Artful Blogger

ARTFUL BLOGGER: Kenneth Emig’s new sculpture exhibition at Galerie St. Laurent + Hill is all light, mirrors, and magic

One of the images from Kenneth Emig's exhibit "Equinox."

Sculptor Kenneth Emig is really a magician. Savouring his handiwork is like watching a truly professional magic act in which you are constantly torn between simply being thrilled with the experience and obsessively trying to figure out how it all works.

Emig’s art is all light and mirrors bundled up in what he calls “architectural light boxes.” Think of when you were last at a clothing shop, tried on a new outfit, admired yourself in a mirrored alcove, and suddenly saw your reflection again and again, right into infinity. Now, reduce that kind of experience to a large box, suitable for hanging on a wall, and you have Emig’s magic art. You could even call it kinetic art because what you see hanging on the wall contains “fictional space” that becomes “elastic space” that stretches into infinity and shape-shifts depending upon the angle you are at and the intensity of the light in the room.

Back in the 1960s, there was movement called “op art.” Those works were usually paintings of mind-bending geometric shapes that seemed to dance before your eyes. Emig’s work is like that but in 3D, a sensory experience that stretches the conventional definitions of art.

An exhibition of Emig’s unusual work titled Equinox runs from March 21 to April 9 at Galerie St. Laurent + Hill in the ByWard Market. Emig gave me an advance peek at the works while they were still at his studio at Enriched Bread Artists. He was planning on putting eight works in the exhibition. The biggest, when installed on a wall, is shaped like a diamond 78 inches high and 78 inches wide. The rest look about half that size.

This is Emig’s first major solo show in the Ottawa area since 2007, when he took over the vast exhibition spaces of AXENEO7 in Hull. More recently, in September 2011, Emig exhibited work in the Moscow Biennale. This coming summer he will join other Enriched Bread Artists for a show in The Netherlands.

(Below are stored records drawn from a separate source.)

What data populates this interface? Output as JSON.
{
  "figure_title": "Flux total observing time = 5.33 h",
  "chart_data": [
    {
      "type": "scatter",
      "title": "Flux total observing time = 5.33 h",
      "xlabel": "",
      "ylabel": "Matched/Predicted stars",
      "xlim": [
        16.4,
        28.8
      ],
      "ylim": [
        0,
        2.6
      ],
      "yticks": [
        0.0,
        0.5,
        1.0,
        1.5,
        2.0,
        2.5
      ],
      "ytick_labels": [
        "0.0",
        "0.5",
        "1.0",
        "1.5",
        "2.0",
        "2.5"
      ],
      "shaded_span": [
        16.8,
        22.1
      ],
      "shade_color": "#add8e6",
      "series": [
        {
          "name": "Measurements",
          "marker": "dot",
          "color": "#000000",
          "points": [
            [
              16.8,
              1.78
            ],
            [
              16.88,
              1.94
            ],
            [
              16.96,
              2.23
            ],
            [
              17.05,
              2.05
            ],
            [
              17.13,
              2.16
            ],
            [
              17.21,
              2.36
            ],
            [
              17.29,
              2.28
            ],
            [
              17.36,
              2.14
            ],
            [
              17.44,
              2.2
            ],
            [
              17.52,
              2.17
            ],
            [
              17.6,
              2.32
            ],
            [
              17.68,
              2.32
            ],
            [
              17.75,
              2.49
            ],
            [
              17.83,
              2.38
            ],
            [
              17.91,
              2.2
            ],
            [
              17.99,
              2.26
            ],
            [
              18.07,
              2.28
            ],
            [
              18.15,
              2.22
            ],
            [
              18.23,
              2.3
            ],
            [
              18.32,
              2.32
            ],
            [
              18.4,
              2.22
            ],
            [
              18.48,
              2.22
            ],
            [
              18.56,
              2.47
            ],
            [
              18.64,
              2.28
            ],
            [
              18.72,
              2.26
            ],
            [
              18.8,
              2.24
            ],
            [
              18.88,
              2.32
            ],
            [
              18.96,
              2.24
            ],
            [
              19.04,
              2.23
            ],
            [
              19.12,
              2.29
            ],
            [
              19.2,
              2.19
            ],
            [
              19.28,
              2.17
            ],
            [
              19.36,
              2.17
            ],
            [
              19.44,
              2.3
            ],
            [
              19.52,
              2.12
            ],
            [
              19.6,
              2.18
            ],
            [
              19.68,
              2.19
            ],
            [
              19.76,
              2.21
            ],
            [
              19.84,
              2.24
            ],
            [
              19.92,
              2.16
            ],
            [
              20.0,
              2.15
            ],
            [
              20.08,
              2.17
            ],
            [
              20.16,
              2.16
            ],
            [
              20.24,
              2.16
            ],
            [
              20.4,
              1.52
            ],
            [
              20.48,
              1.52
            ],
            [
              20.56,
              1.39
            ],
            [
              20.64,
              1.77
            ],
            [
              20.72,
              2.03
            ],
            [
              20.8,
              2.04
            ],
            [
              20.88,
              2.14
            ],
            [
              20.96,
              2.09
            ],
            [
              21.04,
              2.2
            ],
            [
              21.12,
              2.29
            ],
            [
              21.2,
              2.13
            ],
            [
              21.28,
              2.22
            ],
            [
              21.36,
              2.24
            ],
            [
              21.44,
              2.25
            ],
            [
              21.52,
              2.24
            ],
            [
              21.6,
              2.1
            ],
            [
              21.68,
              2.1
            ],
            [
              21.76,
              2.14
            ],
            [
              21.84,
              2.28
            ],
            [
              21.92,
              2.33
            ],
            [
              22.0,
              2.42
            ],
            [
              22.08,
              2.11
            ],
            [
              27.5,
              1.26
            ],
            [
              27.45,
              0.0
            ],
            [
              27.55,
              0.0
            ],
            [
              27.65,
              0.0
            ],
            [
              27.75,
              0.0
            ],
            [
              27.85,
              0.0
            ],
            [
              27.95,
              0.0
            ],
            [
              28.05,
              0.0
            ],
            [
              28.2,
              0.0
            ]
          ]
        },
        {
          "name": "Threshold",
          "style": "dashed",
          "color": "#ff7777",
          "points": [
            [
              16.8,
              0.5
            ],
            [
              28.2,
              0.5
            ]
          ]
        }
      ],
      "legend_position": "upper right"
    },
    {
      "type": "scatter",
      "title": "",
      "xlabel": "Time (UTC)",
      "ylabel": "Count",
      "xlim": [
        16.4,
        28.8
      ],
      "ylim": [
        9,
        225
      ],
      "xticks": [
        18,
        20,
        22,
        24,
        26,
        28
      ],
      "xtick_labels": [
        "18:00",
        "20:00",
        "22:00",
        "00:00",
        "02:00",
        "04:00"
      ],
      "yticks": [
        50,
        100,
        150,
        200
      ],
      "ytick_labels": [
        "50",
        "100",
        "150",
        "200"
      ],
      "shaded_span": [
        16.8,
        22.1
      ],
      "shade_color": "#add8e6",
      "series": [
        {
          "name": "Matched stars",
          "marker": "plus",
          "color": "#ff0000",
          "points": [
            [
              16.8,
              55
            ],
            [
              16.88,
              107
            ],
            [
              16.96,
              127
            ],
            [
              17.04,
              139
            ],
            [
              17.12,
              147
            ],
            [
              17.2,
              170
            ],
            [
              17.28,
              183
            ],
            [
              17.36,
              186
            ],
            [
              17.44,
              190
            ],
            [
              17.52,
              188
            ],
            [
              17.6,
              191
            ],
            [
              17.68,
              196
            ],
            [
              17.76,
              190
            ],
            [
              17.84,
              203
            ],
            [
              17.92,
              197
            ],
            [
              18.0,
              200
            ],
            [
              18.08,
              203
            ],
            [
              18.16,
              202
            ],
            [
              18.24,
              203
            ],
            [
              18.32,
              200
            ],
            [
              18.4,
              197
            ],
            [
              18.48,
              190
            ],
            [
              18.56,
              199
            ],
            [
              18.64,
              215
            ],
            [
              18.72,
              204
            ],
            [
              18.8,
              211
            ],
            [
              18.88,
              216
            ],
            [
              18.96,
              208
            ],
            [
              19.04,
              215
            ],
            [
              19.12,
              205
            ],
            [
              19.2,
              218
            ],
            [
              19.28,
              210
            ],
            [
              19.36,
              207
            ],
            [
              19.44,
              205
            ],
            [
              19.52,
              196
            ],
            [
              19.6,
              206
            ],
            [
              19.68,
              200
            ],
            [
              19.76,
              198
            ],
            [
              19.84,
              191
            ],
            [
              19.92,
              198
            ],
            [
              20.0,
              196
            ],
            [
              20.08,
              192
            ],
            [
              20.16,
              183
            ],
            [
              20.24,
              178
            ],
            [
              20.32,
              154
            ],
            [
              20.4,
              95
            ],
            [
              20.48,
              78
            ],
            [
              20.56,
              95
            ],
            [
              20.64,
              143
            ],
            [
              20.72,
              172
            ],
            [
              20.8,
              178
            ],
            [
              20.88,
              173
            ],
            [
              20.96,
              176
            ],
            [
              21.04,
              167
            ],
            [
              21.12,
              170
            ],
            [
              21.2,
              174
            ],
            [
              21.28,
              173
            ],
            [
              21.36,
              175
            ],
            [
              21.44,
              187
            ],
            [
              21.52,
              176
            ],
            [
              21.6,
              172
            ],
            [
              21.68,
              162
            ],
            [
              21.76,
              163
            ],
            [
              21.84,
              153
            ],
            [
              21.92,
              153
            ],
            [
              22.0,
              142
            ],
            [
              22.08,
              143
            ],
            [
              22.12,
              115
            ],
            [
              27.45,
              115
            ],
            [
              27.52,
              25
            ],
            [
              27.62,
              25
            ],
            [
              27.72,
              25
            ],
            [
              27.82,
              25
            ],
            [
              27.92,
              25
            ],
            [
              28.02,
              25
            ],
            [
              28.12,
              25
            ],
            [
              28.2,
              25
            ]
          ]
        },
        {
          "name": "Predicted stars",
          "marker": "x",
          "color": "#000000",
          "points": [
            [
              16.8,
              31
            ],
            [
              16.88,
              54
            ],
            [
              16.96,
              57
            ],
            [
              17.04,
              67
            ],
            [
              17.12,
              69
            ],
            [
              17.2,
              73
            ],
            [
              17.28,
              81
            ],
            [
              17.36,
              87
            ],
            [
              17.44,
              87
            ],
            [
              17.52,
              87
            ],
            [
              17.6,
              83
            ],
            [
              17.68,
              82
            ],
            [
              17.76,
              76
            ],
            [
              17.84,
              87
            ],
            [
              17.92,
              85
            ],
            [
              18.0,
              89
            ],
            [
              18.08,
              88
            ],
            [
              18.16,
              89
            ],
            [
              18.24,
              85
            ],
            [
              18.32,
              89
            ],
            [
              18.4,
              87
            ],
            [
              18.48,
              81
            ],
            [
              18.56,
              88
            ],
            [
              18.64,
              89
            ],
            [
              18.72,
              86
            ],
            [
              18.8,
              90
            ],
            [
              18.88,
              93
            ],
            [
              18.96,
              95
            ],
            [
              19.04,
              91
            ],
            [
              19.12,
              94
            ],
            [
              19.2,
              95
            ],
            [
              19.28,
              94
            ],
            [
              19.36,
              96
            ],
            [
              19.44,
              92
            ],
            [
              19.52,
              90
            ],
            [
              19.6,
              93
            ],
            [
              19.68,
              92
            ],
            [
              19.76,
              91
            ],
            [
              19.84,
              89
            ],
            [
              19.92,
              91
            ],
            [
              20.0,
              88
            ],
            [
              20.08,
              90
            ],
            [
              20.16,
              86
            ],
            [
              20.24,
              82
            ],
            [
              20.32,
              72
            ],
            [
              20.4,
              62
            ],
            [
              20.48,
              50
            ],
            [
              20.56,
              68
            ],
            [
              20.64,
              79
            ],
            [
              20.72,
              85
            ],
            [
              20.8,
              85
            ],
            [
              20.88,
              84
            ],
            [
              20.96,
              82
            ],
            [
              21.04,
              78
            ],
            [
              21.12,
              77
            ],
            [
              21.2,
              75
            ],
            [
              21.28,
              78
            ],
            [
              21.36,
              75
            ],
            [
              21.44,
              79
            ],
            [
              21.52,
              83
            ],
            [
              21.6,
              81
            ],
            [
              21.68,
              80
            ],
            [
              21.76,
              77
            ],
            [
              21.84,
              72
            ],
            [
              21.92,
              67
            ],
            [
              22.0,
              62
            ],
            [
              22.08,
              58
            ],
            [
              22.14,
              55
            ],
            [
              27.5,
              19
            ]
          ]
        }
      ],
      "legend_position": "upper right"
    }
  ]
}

Emig’s architectural light boxes are made of wood that have been painted black on the outside and either red, orange, or bluish-mauve in the inside. Light fixtures of two concentric circular fluorescent tubes are hidden in the box. When the tubes are lit, they interact with strategically placed mirrors so that the viewer sees reflections of reflections stretching to infinity.

This is art for the whole family. Even young kids should enjoy the show. But they will surely start asking their parents how exactly these things work.